The particles were traced to the two moons because of the dramatic movement of electrically charged gas in the magnetic environs of Saturn. Known as plasma, the gas is composed of negatively charged electrons and positively charged ions, which are atoms with one or more electrons missing. Because they are charged, the electrons and ions can get trapped inside a magnetic field.
Saturn rotates around itself in just 10 hours and 46 minutes. This sweeps the magnetic field and the trapped plasma through space. Just like a child on a fast-spinning merry-go-round, the trapped gas feels a force trying to throw it outwards, away from the centre of rotation.
Soon after Cassini reached Saturn, in June 2004, it revealed that the planet’s hurried rotation squashes the plasma into a disc and that great fingers of gas are indeed being thrown out into space from the disc’s outer edges. Hotter, more tenuous plasma then rushes in to fill the gaps.
Now, Jim Burch of the Southwest Research Institute, USA, and colleagues have made a careful study of these events using the Cassini Plasma Spectrometer (CAPS). They have shown that the direction of the ejected electrons points back towards Tethys and Dione. “It establishes Tethys and Dione as important sources of plasma in Saturn’s magnetosphere,” says Burch.
Until this result, among Saturn’s inner moons only Enceladus was known to be an active world, with huge geysers spraying gases hundreds of kilometres above the moon’s surface. “This new result seems to be a strong indication that there is activity on Tethys and Dione as well,” says Andrew Coates from the Mullard Space Science Laboratory, University College London, and a collaborator on this latest work.
Activity is a draw for planetary scientists as it means that the planet has yet to reach equilibrium, or is perhaps being supplied with energy.
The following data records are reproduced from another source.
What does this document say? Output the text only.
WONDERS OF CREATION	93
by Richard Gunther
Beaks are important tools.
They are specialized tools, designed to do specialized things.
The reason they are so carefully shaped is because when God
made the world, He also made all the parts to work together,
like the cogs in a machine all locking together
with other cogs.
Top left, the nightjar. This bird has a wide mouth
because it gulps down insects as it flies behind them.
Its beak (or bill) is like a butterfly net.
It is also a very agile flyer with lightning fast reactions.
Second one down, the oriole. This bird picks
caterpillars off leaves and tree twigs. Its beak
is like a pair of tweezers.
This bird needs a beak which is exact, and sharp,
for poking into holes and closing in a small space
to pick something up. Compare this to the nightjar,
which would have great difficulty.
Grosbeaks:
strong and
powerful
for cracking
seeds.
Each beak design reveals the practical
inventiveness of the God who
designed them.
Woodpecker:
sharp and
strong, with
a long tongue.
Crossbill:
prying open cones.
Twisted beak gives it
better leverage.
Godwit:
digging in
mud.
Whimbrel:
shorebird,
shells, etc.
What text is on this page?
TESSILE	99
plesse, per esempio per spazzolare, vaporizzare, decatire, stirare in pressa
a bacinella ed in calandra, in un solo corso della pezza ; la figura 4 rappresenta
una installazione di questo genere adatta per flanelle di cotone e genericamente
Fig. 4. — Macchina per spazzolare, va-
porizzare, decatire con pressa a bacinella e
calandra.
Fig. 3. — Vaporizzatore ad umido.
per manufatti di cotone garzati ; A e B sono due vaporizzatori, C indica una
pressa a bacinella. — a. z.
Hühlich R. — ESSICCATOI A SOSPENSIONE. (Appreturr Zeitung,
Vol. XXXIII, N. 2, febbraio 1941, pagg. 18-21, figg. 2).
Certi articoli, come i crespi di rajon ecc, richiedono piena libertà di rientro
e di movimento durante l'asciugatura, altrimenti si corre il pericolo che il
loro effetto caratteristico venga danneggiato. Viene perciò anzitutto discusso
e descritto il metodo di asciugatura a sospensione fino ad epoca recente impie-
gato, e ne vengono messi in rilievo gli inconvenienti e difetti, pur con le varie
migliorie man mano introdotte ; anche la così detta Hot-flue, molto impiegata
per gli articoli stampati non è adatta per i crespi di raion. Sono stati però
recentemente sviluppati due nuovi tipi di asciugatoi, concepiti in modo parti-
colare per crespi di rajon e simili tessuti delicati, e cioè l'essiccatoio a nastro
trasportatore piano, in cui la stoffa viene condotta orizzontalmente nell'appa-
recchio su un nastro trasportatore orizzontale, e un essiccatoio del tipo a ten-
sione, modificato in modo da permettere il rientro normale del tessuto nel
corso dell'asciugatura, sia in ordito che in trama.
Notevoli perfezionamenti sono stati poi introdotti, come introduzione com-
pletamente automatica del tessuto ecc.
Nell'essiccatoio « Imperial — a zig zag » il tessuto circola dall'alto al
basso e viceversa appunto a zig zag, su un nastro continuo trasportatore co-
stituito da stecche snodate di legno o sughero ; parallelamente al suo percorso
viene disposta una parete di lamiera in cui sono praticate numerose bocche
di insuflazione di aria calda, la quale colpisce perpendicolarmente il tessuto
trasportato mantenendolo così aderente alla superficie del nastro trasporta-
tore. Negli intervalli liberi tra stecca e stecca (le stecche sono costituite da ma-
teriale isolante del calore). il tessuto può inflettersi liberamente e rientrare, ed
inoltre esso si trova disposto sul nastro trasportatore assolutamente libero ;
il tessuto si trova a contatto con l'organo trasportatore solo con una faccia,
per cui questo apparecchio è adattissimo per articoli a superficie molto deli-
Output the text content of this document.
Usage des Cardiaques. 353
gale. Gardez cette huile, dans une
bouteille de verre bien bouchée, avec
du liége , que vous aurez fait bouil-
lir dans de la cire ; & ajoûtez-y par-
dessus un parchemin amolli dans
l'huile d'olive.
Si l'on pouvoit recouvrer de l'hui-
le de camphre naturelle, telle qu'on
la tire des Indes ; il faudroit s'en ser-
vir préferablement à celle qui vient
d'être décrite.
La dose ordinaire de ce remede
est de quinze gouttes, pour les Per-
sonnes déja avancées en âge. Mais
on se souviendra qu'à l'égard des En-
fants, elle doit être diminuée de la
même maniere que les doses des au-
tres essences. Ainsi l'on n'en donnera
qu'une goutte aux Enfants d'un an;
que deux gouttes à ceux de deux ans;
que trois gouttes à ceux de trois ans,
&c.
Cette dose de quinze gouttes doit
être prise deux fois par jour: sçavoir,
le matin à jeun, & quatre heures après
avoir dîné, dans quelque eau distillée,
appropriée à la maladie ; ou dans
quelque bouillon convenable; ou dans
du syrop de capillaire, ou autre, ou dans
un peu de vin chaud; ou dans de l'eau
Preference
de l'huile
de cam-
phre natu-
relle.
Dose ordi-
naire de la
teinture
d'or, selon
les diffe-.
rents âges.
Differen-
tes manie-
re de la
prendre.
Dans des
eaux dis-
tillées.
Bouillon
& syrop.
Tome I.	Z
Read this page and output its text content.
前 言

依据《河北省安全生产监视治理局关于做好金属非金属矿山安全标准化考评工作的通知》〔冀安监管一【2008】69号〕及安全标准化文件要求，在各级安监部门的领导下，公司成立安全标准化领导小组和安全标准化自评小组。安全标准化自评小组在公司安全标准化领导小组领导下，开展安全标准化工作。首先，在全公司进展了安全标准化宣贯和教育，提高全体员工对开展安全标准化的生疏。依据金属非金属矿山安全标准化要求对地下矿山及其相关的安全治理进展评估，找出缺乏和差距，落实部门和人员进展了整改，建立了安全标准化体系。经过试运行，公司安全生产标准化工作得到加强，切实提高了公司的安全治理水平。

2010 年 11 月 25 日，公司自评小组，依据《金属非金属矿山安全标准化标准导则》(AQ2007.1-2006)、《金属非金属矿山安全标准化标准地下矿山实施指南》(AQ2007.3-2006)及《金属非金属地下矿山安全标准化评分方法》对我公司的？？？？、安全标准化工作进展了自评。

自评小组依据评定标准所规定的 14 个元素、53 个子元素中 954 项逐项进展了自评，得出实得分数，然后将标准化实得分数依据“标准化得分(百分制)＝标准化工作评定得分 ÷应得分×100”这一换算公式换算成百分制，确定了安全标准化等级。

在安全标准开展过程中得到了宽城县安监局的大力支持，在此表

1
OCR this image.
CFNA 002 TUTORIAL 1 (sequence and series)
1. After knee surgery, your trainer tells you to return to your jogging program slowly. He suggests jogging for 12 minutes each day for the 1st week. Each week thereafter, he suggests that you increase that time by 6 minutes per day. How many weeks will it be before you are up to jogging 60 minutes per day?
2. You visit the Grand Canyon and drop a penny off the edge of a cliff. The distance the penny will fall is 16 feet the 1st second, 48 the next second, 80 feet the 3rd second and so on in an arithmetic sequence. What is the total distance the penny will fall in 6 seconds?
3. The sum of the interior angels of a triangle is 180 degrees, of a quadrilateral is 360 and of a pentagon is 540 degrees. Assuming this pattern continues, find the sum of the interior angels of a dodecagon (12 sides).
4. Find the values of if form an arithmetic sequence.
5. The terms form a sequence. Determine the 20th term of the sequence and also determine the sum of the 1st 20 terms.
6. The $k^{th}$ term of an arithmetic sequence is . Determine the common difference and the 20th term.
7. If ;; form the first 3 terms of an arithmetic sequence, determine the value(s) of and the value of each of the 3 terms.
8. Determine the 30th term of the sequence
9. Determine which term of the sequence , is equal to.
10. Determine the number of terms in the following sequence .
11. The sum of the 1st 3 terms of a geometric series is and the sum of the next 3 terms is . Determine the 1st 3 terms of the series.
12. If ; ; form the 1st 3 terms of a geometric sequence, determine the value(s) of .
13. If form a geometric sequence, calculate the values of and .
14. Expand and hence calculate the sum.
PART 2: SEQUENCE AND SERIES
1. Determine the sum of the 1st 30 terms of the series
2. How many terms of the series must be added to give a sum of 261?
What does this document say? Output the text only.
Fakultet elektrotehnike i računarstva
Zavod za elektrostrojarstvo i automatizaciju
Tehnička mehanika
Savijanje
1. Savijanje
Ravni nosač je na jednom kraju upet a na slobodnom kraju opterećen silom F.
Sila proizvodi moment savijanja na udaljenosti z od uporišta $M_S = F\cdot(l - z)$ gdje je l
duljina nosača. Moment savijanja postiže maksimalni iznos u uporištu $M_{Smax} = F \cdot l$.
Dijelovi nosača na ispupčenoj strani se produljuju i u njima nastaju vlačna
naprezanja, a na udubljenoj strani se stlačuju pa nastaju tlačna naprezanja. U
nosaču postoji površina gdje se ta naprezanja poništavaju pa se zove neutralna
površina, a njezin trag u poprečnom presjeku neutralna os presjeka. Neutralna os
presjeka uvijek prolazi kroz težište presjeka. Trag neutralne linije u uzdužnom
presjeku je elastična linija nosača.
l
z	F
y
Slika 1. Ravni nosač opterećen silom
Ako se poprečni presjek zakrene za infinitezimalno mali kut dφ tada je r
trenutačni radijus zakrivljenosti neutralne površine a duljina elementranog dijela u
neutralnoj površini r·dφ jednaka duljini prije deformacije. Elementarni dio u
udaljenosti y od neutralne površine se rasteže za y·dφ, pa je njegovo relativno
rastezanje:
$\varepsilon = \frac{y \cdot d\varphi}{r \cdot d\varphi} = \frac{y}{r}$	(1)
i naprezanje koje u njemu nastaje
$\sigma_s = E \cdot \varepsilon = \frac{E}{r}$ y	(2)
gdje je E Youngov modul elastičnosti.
The activity on Enceladus was detected first by Cassini's Dual Technique Magnetometer (MAG). This led the flight team to schedule a particularly close pass of Enceladus, which revealed a wealth of data about Enceladus’ alien geysers – and spectacular pictures, too.
“The best results arise when we combine a variety of data sets to understand the observations,” says Michele Dougherty, Imperial College, London, and Principal Investigator of MAG.
In the case of Dione and Tethys, more fly-bys are scheduled in the future, which will allow the team and the other instruments a close-up look at the moons. Before that happens, the team has to go back and search for further signs of activity in the data already collected during the Tethys and Dione flybys of 2005.
In addition, Burch says that, having detected the electrons, they will now be on the lookout for the ions, so that the composition of the Tethys and Dione plasmas can be determined.